General Blotto and Competitive Games

Scott Page
Professor, Senior Research Scientist, Ctr. for Political Studies
Assoc. Director, Ctr. for the Study of Complex Systems, Northwestern

In this paper, we discuss a generalization of the Colonel Blotto game that we call General Blotto.  We use this game to show the prevalence of cycles in sporting competition.

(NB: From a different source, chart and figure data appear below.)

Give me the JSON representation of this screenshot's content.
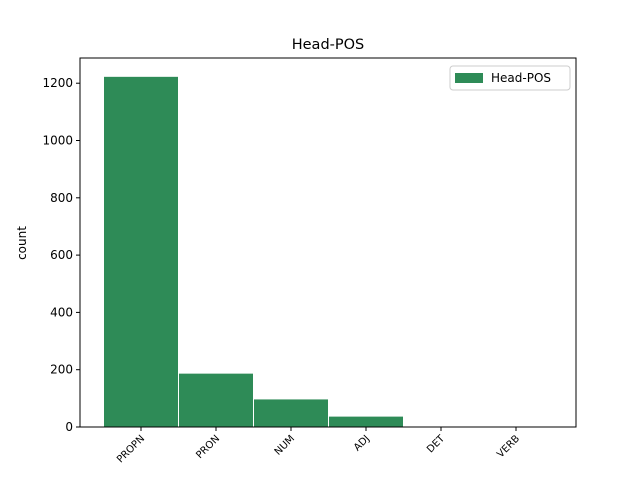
{
  "chart_data": {
    "type": "bar",
    "title": "Head-POS",
    "y_label": "count",
    "categories": [
      "PROPN",
      "PRON",
      "NUM",
      "ADJ",
      "DET",
      "VERB"
    ],
    "series": [
      {
        "name": "Head-POS",
        "color": "#2e8b57",
        "values": [
          1224,
          188,
          98,
          38,
          2,
          1
        ]
      }
    ],
    "ylim": [
      0,
      1288
    ],
    "yticks": [
      0,
      200,
      400,
      600,
      800,
      1000,
      1200
    ],
    "legend": "upper right"
  }
}
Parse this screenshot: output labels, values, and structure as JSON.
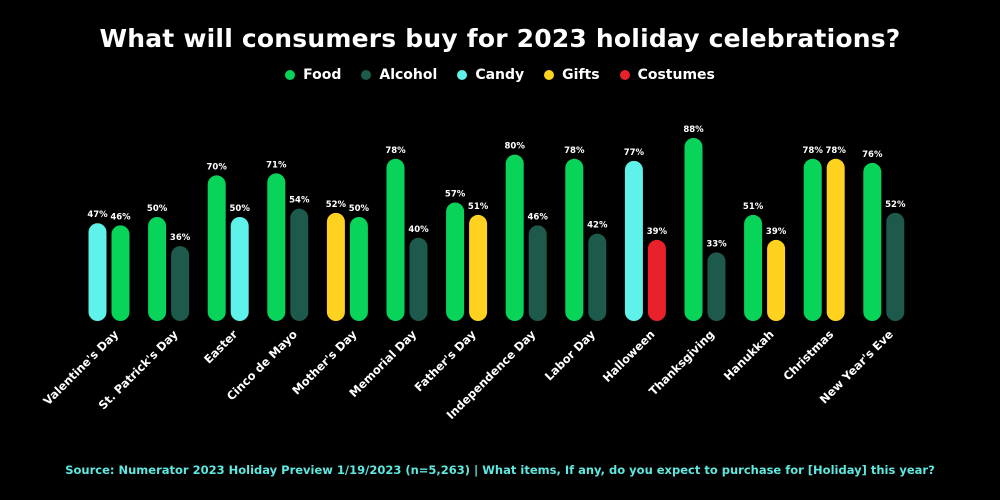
{
  "chart_data": {
    "type": "bar",
    "title": "What will consumers buy for 2023 holiday celebrations?",
    "legend": [
      {
        "name": "Food",
        "color": "#08d45a"
      },
      {
        "name": "Alcohol",
        "color": "#1d5a4c"
      },
      {
        "name": "Candy",
        "color": "#5ef2ea"
      },
      {
        "name": "Gifts",
        "color": "#ffd21f"
      },
      {
        "name": "Costumes",
        "color": "#e8212a"
      }
    ],
    "legend_position": "top-center",
    "ylim": [
      0,
      100
    ],
    "categories": [
      {
        "label": "Valentine's Day",
        "bars": [
          {
            "series": "Candy",
            "value": 47,
            "label": "47%"
          },
          {
            "series": "Food",
            "value": 46,
            "label": "46%"
          }
        ]
      },
      {
        "label": "St. Patrick's Day",
        "bars": [
          {
            "series": "Food",
            "value": 50,
            "label": "50%"
          },
          {
            "series": "Alcohol",
            "value": 36,
            "label": "36%"
          }
        ]
      },
      {
        "label": "Easter",
        "bars": [
          {
            "series": "Food",
            "value": 70,
            "label": "70%"
          },
          {
            "series": "Candy",
            "value": 50,
            "label": "50%"
          }
        ]
      },
      {
        "label": "Cinco de Mayo",
        "bars": [
          {
            "series": "Food",
            "value": 71,
            "label": "71%"
          },
          {
            "series": "Alcohol",
            "value": 54,
            "label": "54%"
          }
        ]
      },
      {
        "label": "Mother's Day",
        "bars": [
          {
            "series": "Gifts",
            "value": 52,
            "label": "52%"
          },
          {
            "series": "Food",
            "value": 50,
            "label": "50%"
          }
        ]
      },
      {
        "label": "Memorial Day",
        "bars": [
          {
            "series": "Food",
            "value": 78,
            "label": "78%"
          },
          {
            "series": "Alcohol",
            "value": 40,
            "label": "40%"
          }
        ]
      },
      {
        "label": "Father's Day",
        "bars": [
          {
            "series": "Food",
            "value": 57,
            "label": "57%"
          },
          {
            "series": "Gifts",
            "value": 51,
            "label": "51%"
          }
        ]
      },
      {
        "label": "Independence Day",
        "bars": [
          {
            "series": "Food",
            "value": 80,
            "label": "80%"
          },
          {
            "series": "Alcohol",
            "value": 46,
            "label": "46%"
          }
        ]
      },
      {
        "label": "Labor Day",
        "bars": [
          {
            "series": "Food",
            "value": 78,
            "label": "78%"
          },
          {
            "series": "Alcohol",
            "value": 42,
            "label": "42%"
          }
        ]
      },
      {
        "label": "Halloween",
        "bars": [
          {
            "series": "Candy",
            "value": 77,
            "label": "77%"
          },
          {
            "series": "Costumes",
            "value": 39,
            "label": "39%"
          }
        ]
      },
      {
        "label": "Thanksgiving",
        "bars": [
          {
            "series": "Food",
            "value": 88,
            "label": "88%"
          },
          {
            "series": "Alcohol",
            "value": 33,
            "label": "33%"
          }
        ]
      },
      {
        "label": "Hanukkah",
        "bars": [
          {
            "series": "Food",
            "value": 51,
            "label": "51%"
          },
          {
            "series": "Gifts",
            "value": 39,
            "label": "39%"
          }
        ]
      },
      {
        "label": "Christmas",
        "bars": [
          {
            "series": "Food",
            "value": 78,
            "label": "78%"
          },
          {
            "series": "Gifts",
            "value": 78,
            "label": "78%"
          }
        ]
      },
      {
        "label": "New Year's Eve",
        "bars": [
          {
            "series": "Food",
            "value": 76,
            "label": "76%"
          },
          {
            "series": "Alcohol",
            "value": 52,
            "label": "52%"
          }
        ]
      }
    ]
  },
  "source_note": "Source: Numerator 2023 Holiday Preview 1/19/2023 (n=5,263) | What items, If any, do you expect to purchase for [Holiday] this year?"
}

From Voting to Judging Sports Events

Donald G. Saari
Distinguished Professor of Mathematics and Econonomics and Director, Insitute for Mathematical Behavioral Sciences
University of California, Irvine

The judging in several sports is based on a subjective evaluations.  In some sports, such as figure skating, the schemes reflect the history of abuse, strategic behavior, and just plain cheating.  While "reforms" in these sports have been directed toward countering abuse, we must wonder whether, even when all judges act sincerely,  the final outcome has anything to do with how they collectively rank the contestants.  By appealing to recent results in the voting literature, I will raise doubts about the accuracy of the outcomes, and then I will make a "reform" proposal.

Modeling Contests

Stergios Skaperdas
Professor of Economics and Institute for Mathematical Behavioral Sciences
Univerity of California at Irvine

Contests are games in which players compete for a prize by exerting effort so as to increase their probability of winning. We will first review axiomatic and stochastic approaches to justifying contest success function. We will then discuss some results that emphasize applications to athletic contests.

What is the point of the Bowl Championship Series?

Hal Stern
Professof Statistics and Institute for Mathematical Behavioral Sciences
University of California at Irvine

The US college football championship is determined each winter by the Bowl Championship Series (BCS), a set of four college football games and an associated ranking system that helps to determine the participants in the games.  One of the games is pre-designated as the national championship game and the top two teams play in that game.  The BCS has been controversial since its implementation prior to the 1998 season with each controversy provoking a change in the rating formula.  Here we talk about statistical ideas that might help.